Can cmdagent.exe be deleted on reboot via Unlocker???
drumroll…Yes. In no (preset at least) configuration is CIS safe!!!
radio: krrt Houston… we have a problem. krrt
I also did this with Online Armor Firewall (oaui.exe -interface, and oasrv.exe -service) because I had it installed for testing. With its own HIPS [Program Guard] on it blocks Unlocker from indexing files and it therefore survives but take off Program Guard and OA falls…and the computer will fail to boot, even into Safe Mode lol.
Very true. It would be interesting to see what alerts Defense+ alerted to while installing locker. I’d assume it’s some driver. Even still, It would be nice if Comodo could make an attempt (if possible) to protect from this…
Thats great! But I can’t understand a word ;D I’m putting CIS on tonight and will post english Screen shots.
Ok so I did some looking into things,
What happens is that unlocker.exe loads HKLM\System\ControlSet001\Services\UnlockerDriver5
Unlocker.exe Accesses all applications running in memory.
Finally, From there unlocker.exe loads a Device Driver, UnlockerDriver5.sys to do it’s bidding.
In English, Unlocker installs a driver deep into windows where this driver is allowed basically anything it wants, Including defeating MSE’s Self protection.
So, If you rely solely on an MSE you’d be ■■■■■■■ against anything thats not on it’s black list that loads a driver.
Here I tried to update a copy of a2 Free inside my virtual machine by copy-pasting over that install with an install on the host machine. Conveniently I had to try and kill a2service.exe with Unlocker to finish the “update.”
1: Unlocker’s trying to load its driver.
2: It’s allowed. I proceed as planned to deal with a2service.exe.
3: This is what Kyle (and the rest of us involved) needs to see.
4: Normal reaction with or without OA’s itervention. a2service.exe does not die easy (via Task Manager).
I assume that OA is preventing Unlocker from perusing its directories and hence from listing any file inside that may be targeted, i.e. [i]Unlocker can’t look inside and “confirm” its target so Unlocker will “go its merry way.”

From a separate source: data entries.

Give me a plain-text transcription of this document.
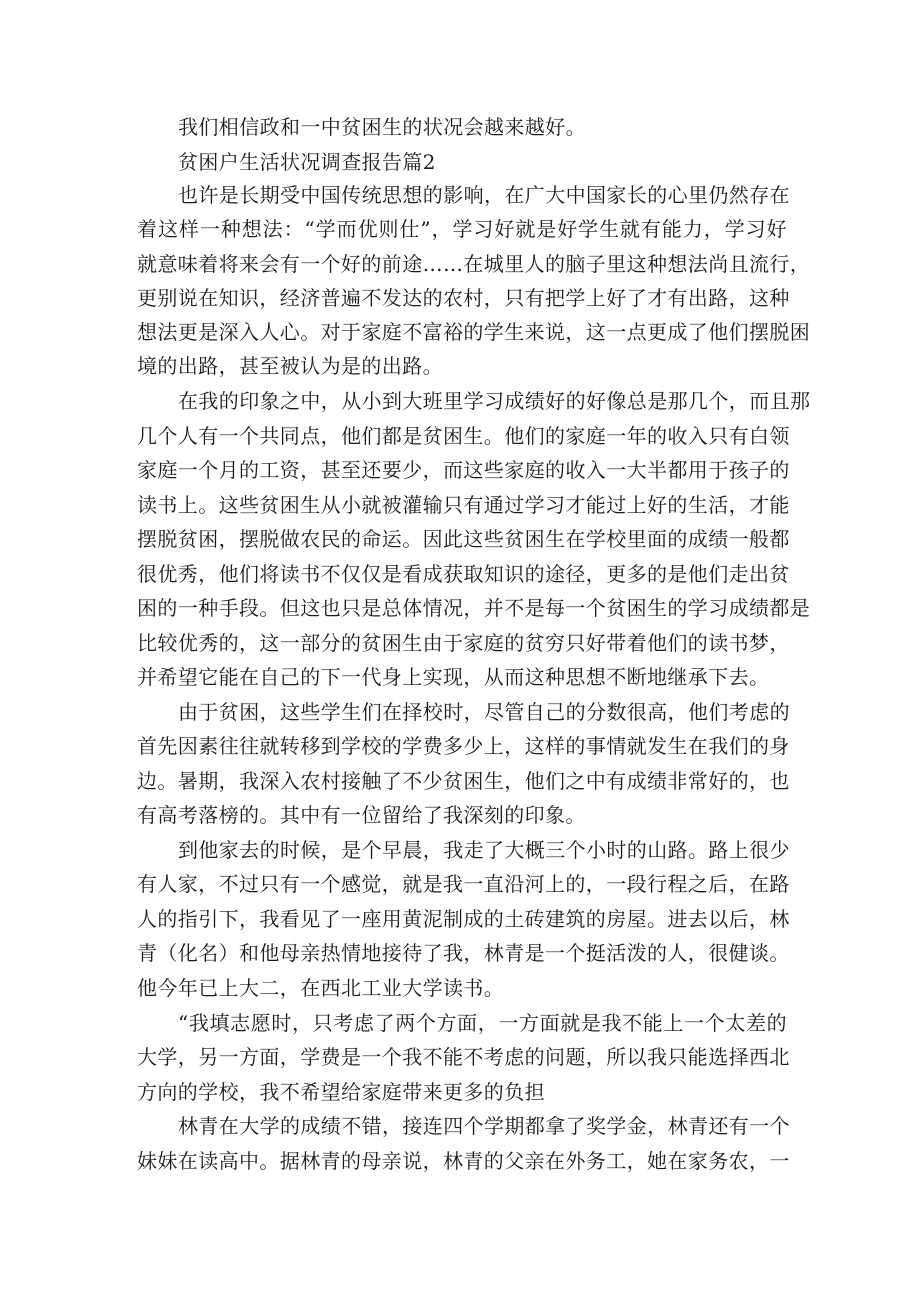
我们相信政和一中贫困生的状况会越来越好。
贫困户生活状况调查报告篇2
也许是长期受中国传统思想的影响，在广大中国家长的心里仍然存在
着这样一种想法：“学而优则仕”，学习好就是好学生就有能力，学习好
就意味着将来会有一个好的前途……在城里人的脑子里这种想法尚且流行，
更别说在知识，经济普遍不发达的农村，只有把学上好了才有出路，这种
想法更是深入人心。对于家庭不富裕的学生来说，这一点更成了他们摆脱困
境的出路，甚至被认为是的出路。
在我的印象之中，从小到大班里学习成绩好的好像总是那几个，而且那
几个人有一个共同点，他们都是贫困生。他们的家庭一年的收入只有白领
家庭一个月的工资，甚至还要少，而这些家庭的收入一大半都用于孩子的
读书上。这些贫困生从小就被灌输只有通过学习才能过上好的生活，才能
摆脱贫困，摆脱做农民的命运。因此这些贫困生在学校里面的成绩一般都
很优秀，他们将读书不仅仅是看成获取知识的途径，更多的是他们走出贫
困的一种手段。但这也只是总体情况，并不是每一个贫困生的学习成绩都是
比较优秀的，这一部分的贫困生由于家庭的贫穷只好带着他们的读书梦，
并希望它能在自己的下一代身上实现，从而这种思想不断地继承下去。
由于贫困，这些学生们在择校时，尽管自己的分数很高，他们考虑的
首先因素往往就转移到学校的学费多少上，这样的事情就发生在我们的身
边。暑期，我深入农村接触了不少贫困生，他们之中有成绩非常好的，也
有高考落榜的。其中有一位留给了我深刻的印象。
到他家去的时候，是个早晨，我走了大概三个小时的山路。路上很少
有人家，不过只有一个感觉，就是我一直沿河上的，一段行程之后，在路
人的指引下，我看见了一座用黄泥制成的土砖建筑的房屋。进去以后，林
青（化名）和他母亲热情地接待了我，林青是一个挺活泼的人，很健谈。
他今年已上大二，在西北工业大学读书。
“我填志愿时，只考虑了两个方面，一方面就是我不能上一个太差的
大学，另一方面，学费是一个我不能不考虑的问题，所以我只能选择西北
方向的学校，我不希望给家庭带来更多的负担
林青在大学的成绩不错，接连四个学期都拿了奖学金，林青还有一个
妹妹在读高中。据林青的母亲说，林青的父亲在外务工，她在家务农，一
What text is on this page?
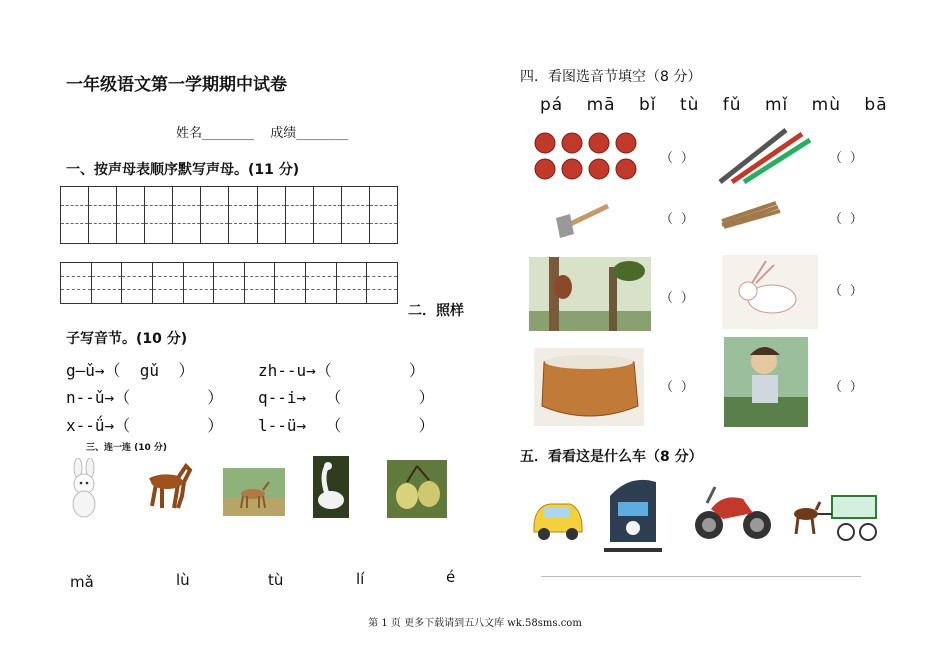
一年级语文第一学期期中试卷
姓名________ 成绩________
一、按声母表顺序默写声母。(11 分)
二．照样
子写音节。(10 分)
g—ǔ→（  gǔ  ）	zh--u→（        ）
n--ǔ→（        ） q--i→  （        ）
x--ǘ→（        ） l--ü→  （        ）
三、连一连 (10 分)
mǎ	lù	tù	lí	é
四．看图选音节填空（8 分）
pá mā bǐ tù fǔ mǐ mù bā
（ ）	（ ）
（ ）	（ ）
（ ）	（ ）
（ ）	（ ）
五．看看这是什么车（8 分）
第 1 页 更多下载请到五八文库 wk.58sms.com
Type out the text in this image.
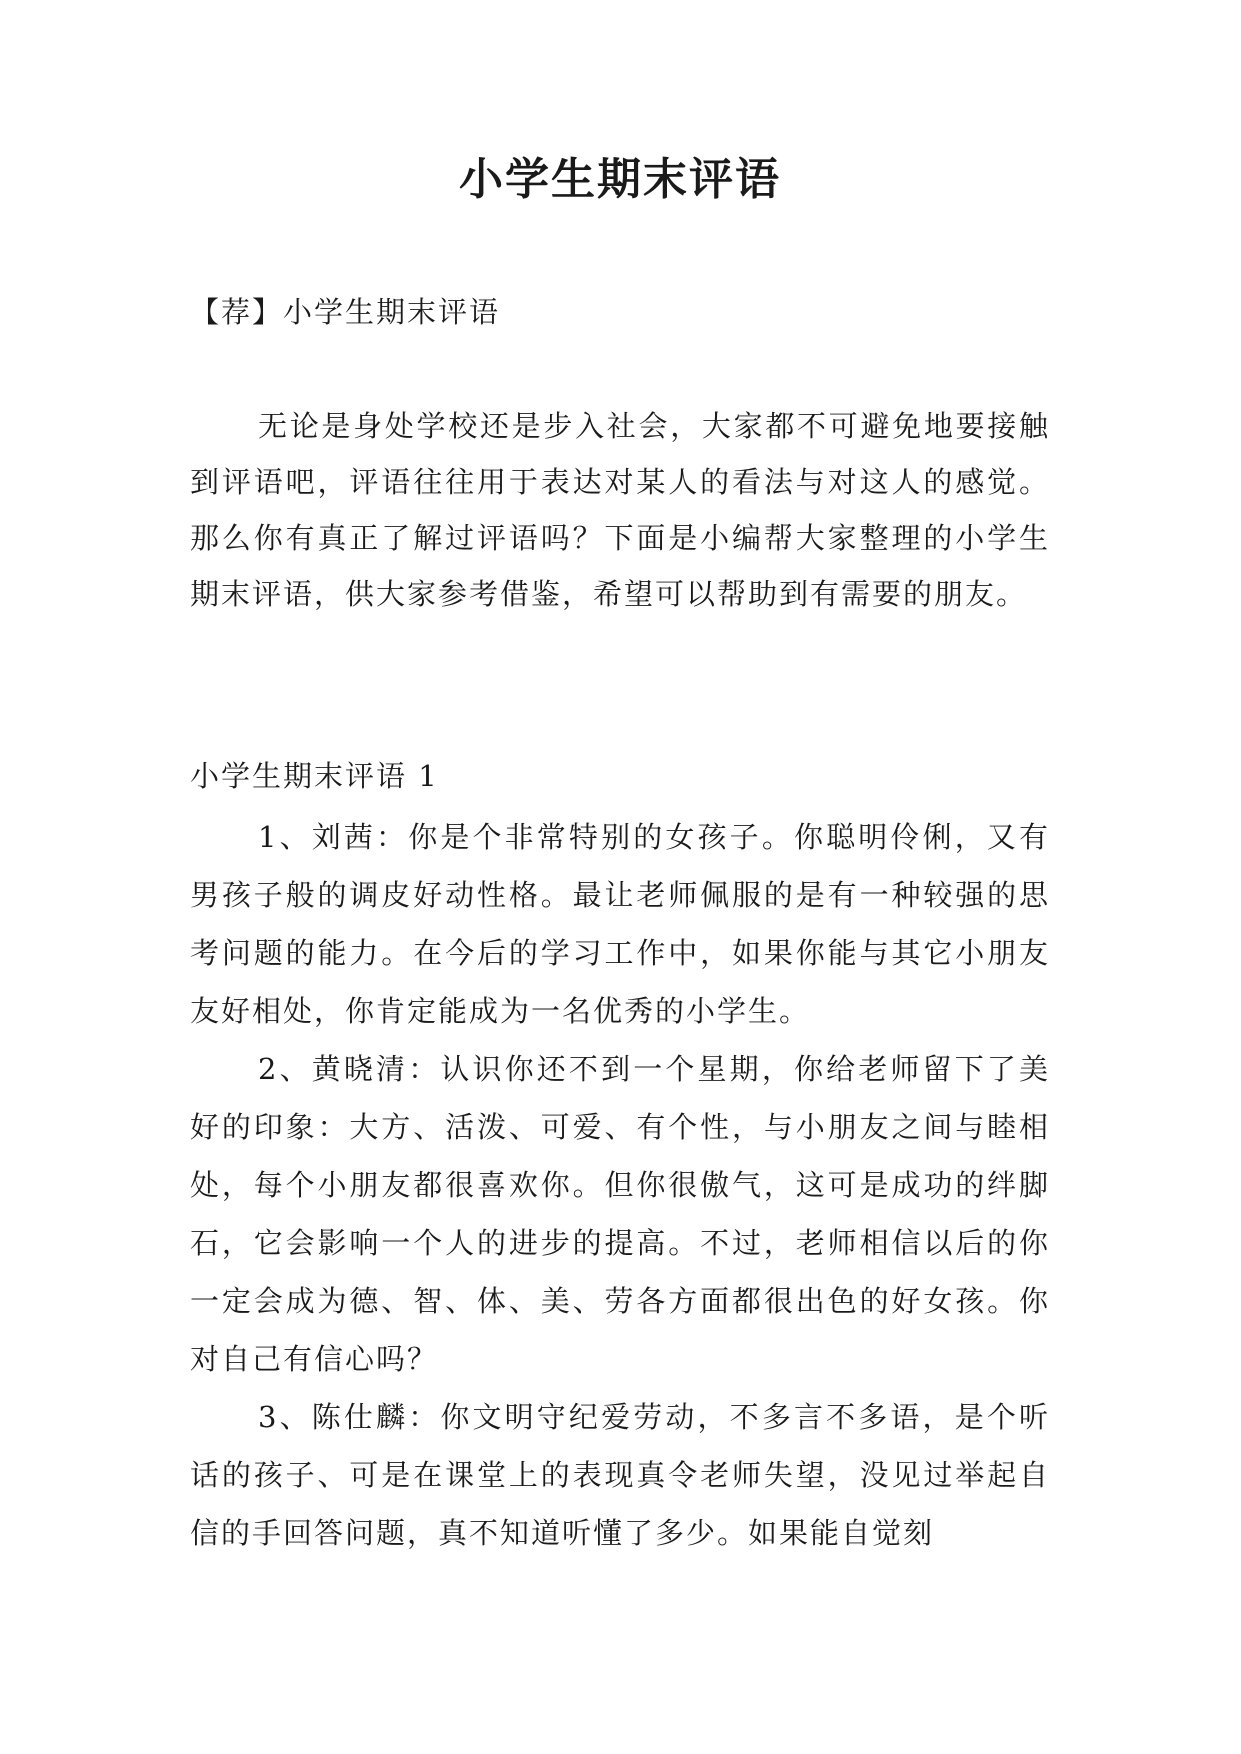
小学生期末评语

【荐】小学生期末评语

无论是身处学校还是步入社会，大家都不可避免地要接触到评语吧，评语往往用于表达对某人的看法与对这人的感觉。那么你有真正了解过评语吗？下面是小编帮大家整理的小学生期末评语，供大家参考借鉴，希望可以帮助到有需要的朋友。

小学生期末评语 1

1、刘茜：你是个非常特别的女孩子。你聪明伶俐，又有男孩子般的调皮好动性格。最让老师佩服的是有一种较强的思考问题的能力。在今后的学习工作中，如果你能与其它小朋友友好相处，你肯定能成为一名优秀的小学生。

2、黄晓清：认识你还不到一个星期，你给老师留下了美好的印象：大方、活泼、可爱、有个性，与小朋友之间与睦相处，每个小朋友都很喜欢你。但你很傲气，这可是成功的绊脚石，它会影响一个人的进步的提高。不过，老师相信以后的你一定会成为德、智、体、美、劳各方面都很出色的好女孩。你对自己有信心吗？

3、陈仕麟：你文明守纪爱劳动，不多言不多语，是个听话的孩子、可是在课堂上的表现真令老师失望，没见过举起自信的手回答问题，真不知道听懂了多少。如果能自觉刻
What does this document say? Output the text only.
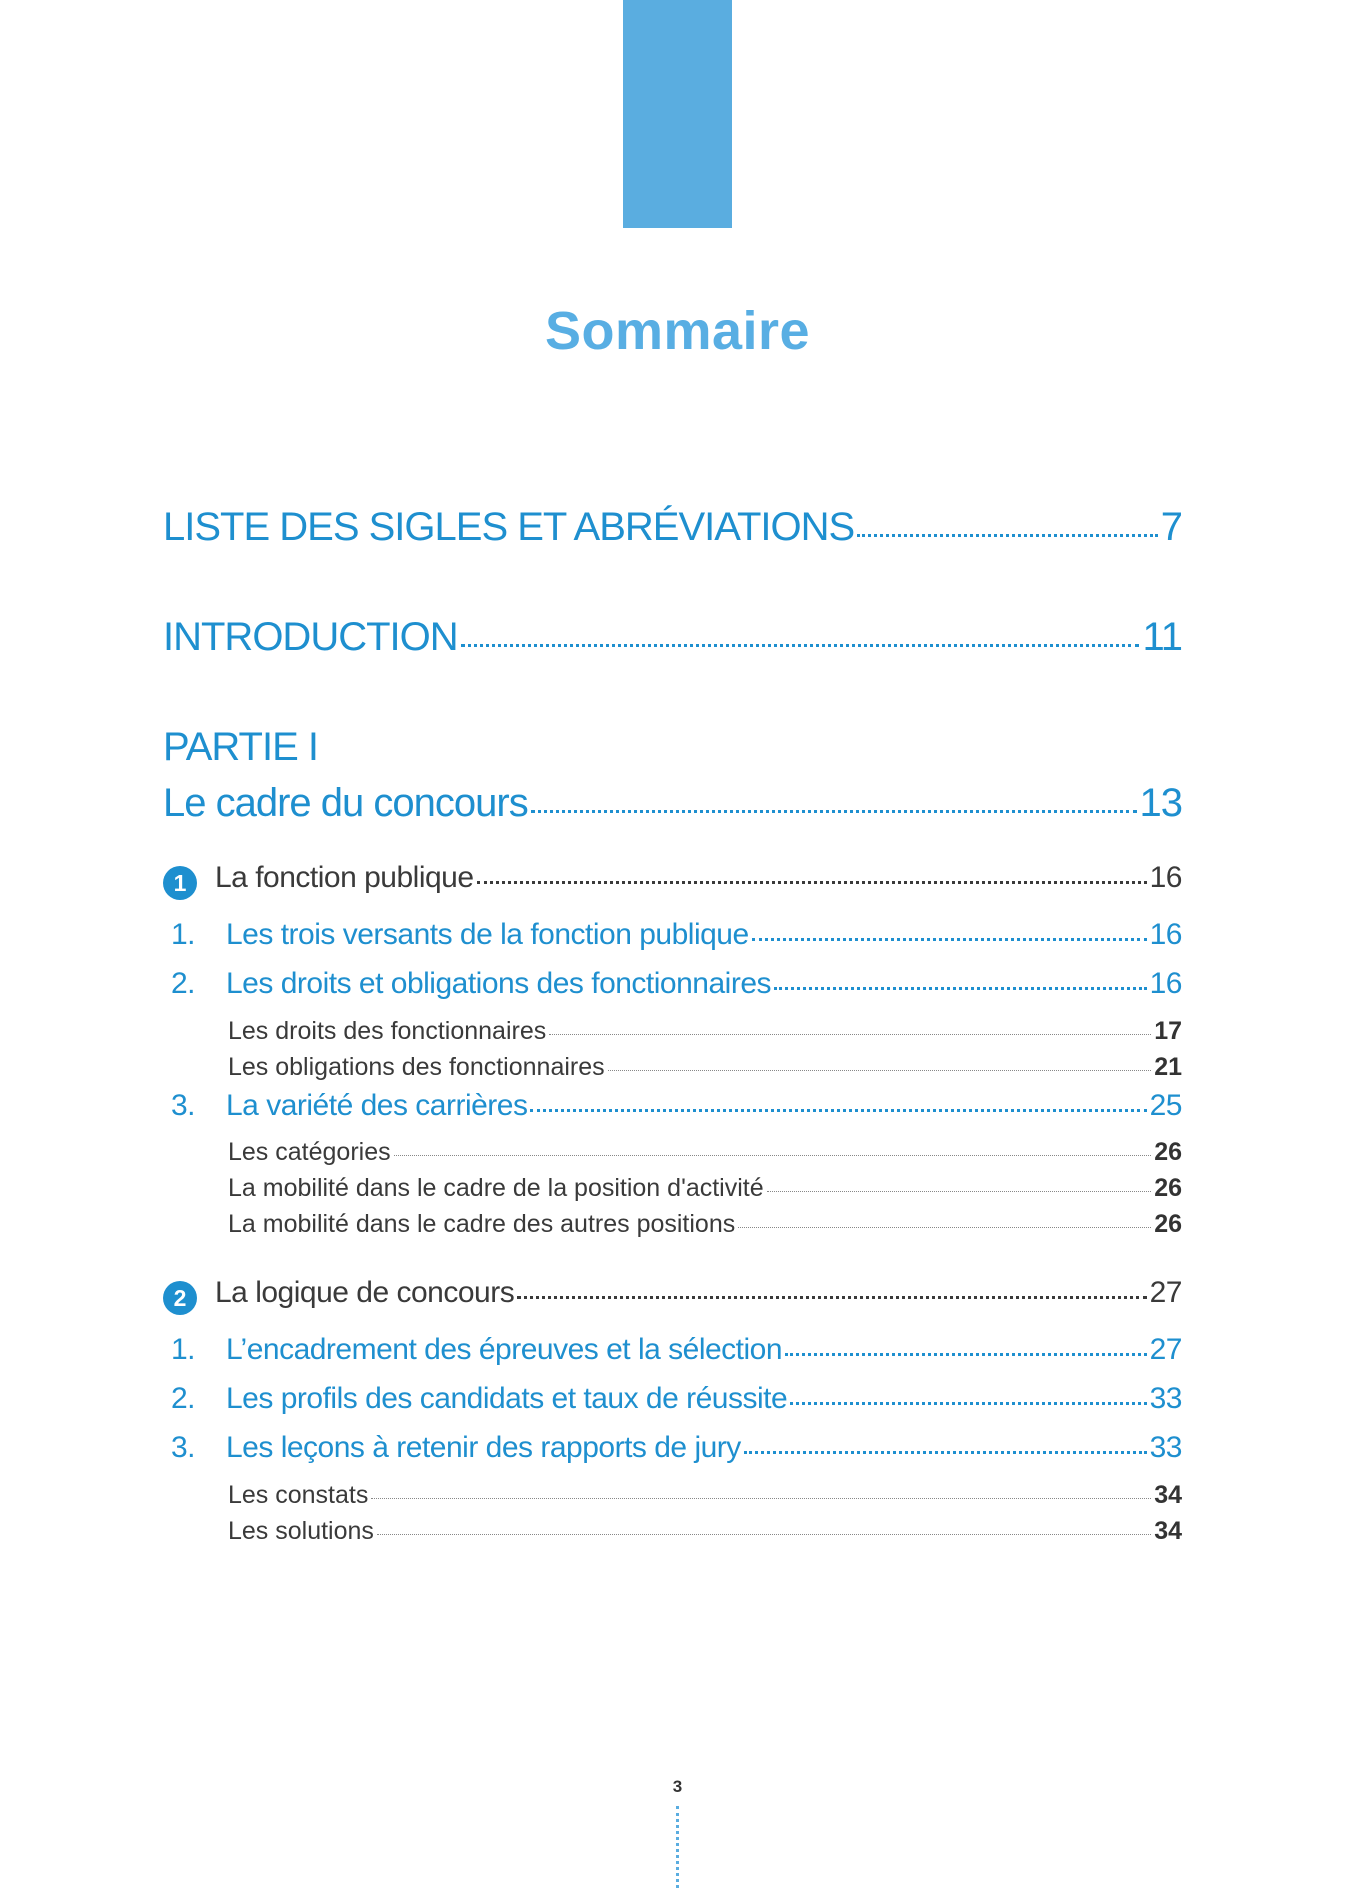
Sommaire
LISTE DES SIGLES ET ABRÉVIATIONS	7
INTRODUCTION	11
PARTIE I
Le cadre du concours	13
1 La fonction publique	16
1. Les trois versants de la fonction publique	16
2. Les droits et obligations des fonctionnaires	16
Les droits des fonctionnaires	17
Les obligations des fonctionnaires	21
3. La variété des carrières	25
Les catégories	26
La mobilité dans le cadre de la position d'activité	26
La mobilité dans le cadre des autres positions	26
2 La logique de concours	27
1. L’encadrement des épreuves et la sélection	27
2. Les profils des candidats et taux de réussite	33
3. Les leçons à retenir des rapports de jury	33
Les constats	34
Les solutions	34
3
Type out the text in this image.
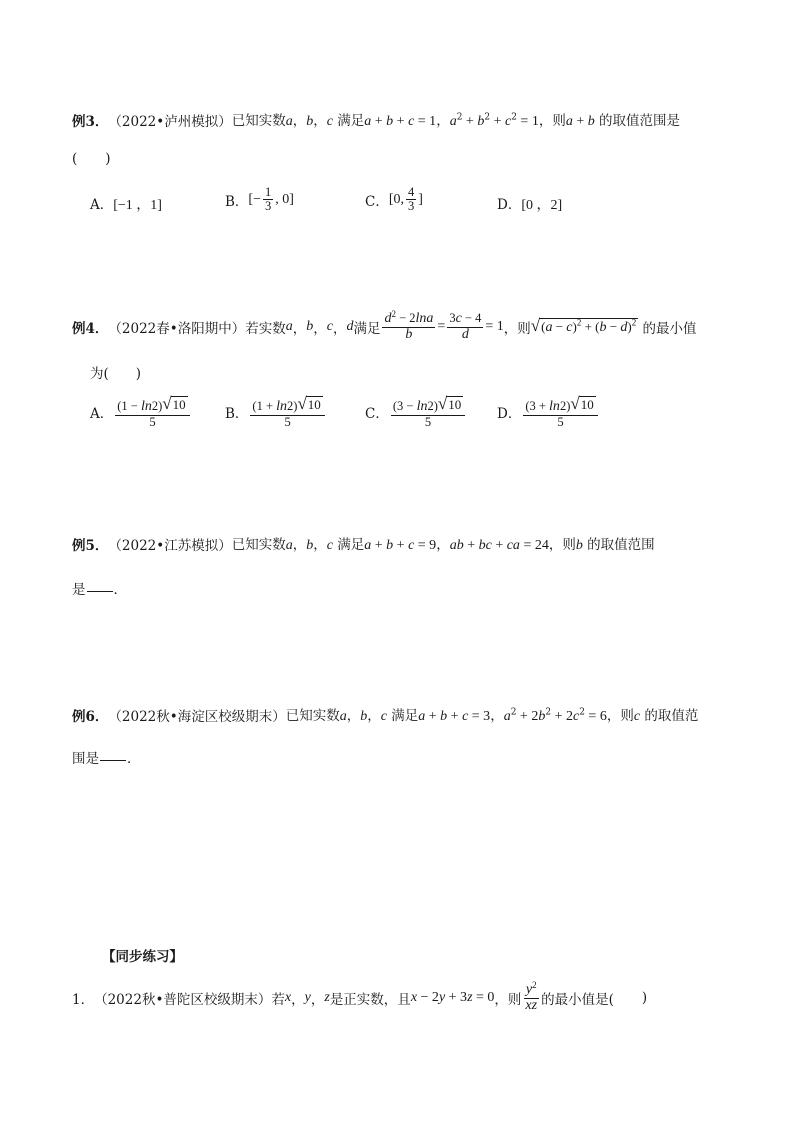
例3． （2022•泸州模拟） 已知实数a，b，c 满足a + b + c = 1，$a^2 + b^2 + c^2 = 1$，则a + b 的取值范围是
( )
A．[−1 ，1]	B． [− $\frac{1}{3}$ , 0]	C． [0, $\frac{4}{3}$ ]	D．[0 ，2]
例4． （2022春•洛阳期中） 若实数 a ， b ， c ， d 满足 $\frac{d^2 - 2\ln a}{b} = \frac{3c - 4}{d} = 1$ ，则 √ $(a - c)^2 + (b - d)^2$ 的最小值
为(　　)
A． $\frac{(1 - \ln 2) √ 10}{5}$	B． $\frac{(1 + \ln 2) √ 10}{5}$	C． $\frac{(3 - \ln 2) √ 10}{5}$ D． $\frac{(3 + \ln 2) √ 10}{5}$
例5． （2022•江苏模拟） 已知实数a，b，c 满足a + b + c = 9，ab + bc + ca = 24，则b 的取值范围
是 ．
例6． （2022秋•海淀区校级期末） 已知实数a，b，c 满足a + b + c = 3，$a^2 + 2b^2 + 2c^2 = 6$，则c 的取值范
围是 ．
【同步练习】
1． （2022秋•普陀区校级期末） 若 x ， y ， z 是正实数，且 x − 2 y + 3 z = 0 ，则 $\frac{y^2}{xz}$ 的最小值是( )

You don’t need anyone to tell you that this is indeed a fatal vulnerability. Imagine if a malware the likes of Conficker showed up and targeted every PC that’s “protected” by CIS and/or any other brand of IS whose product also has this weakness. Factor in that most windows users are always logged in with admin privileges and their novice selves likely allow everything if a HIPS is present…
It would spell doomsday for Comodo and/or the other vendor(s). Trust, reputation and (consequently) income would do like a sky-diver who forgot his parachute…
Or imagine that you allow some “safe/trusted system-looking” program to run… Defense+ alerts you, yes, but the alert doesn’t tell you that the program is targeting CIS’ (or non-CIS critical) components. Whatever’s done is done in the background and you go about your merry way… come back… turn off the PC and catch a sleep.
Then the next morning you turn on your PC and realize either immediately… or too late (after, let’s say, the program’s trojan horse strikes/has struck) that CIS. No. Longer. Works. Then what?
According to eXPerience it seems all the program’s actions would be sandboxed to begin with, which results in no harm… now there’s a little concern of the novice user being able (or not) to prior mark programs as trusted too easily.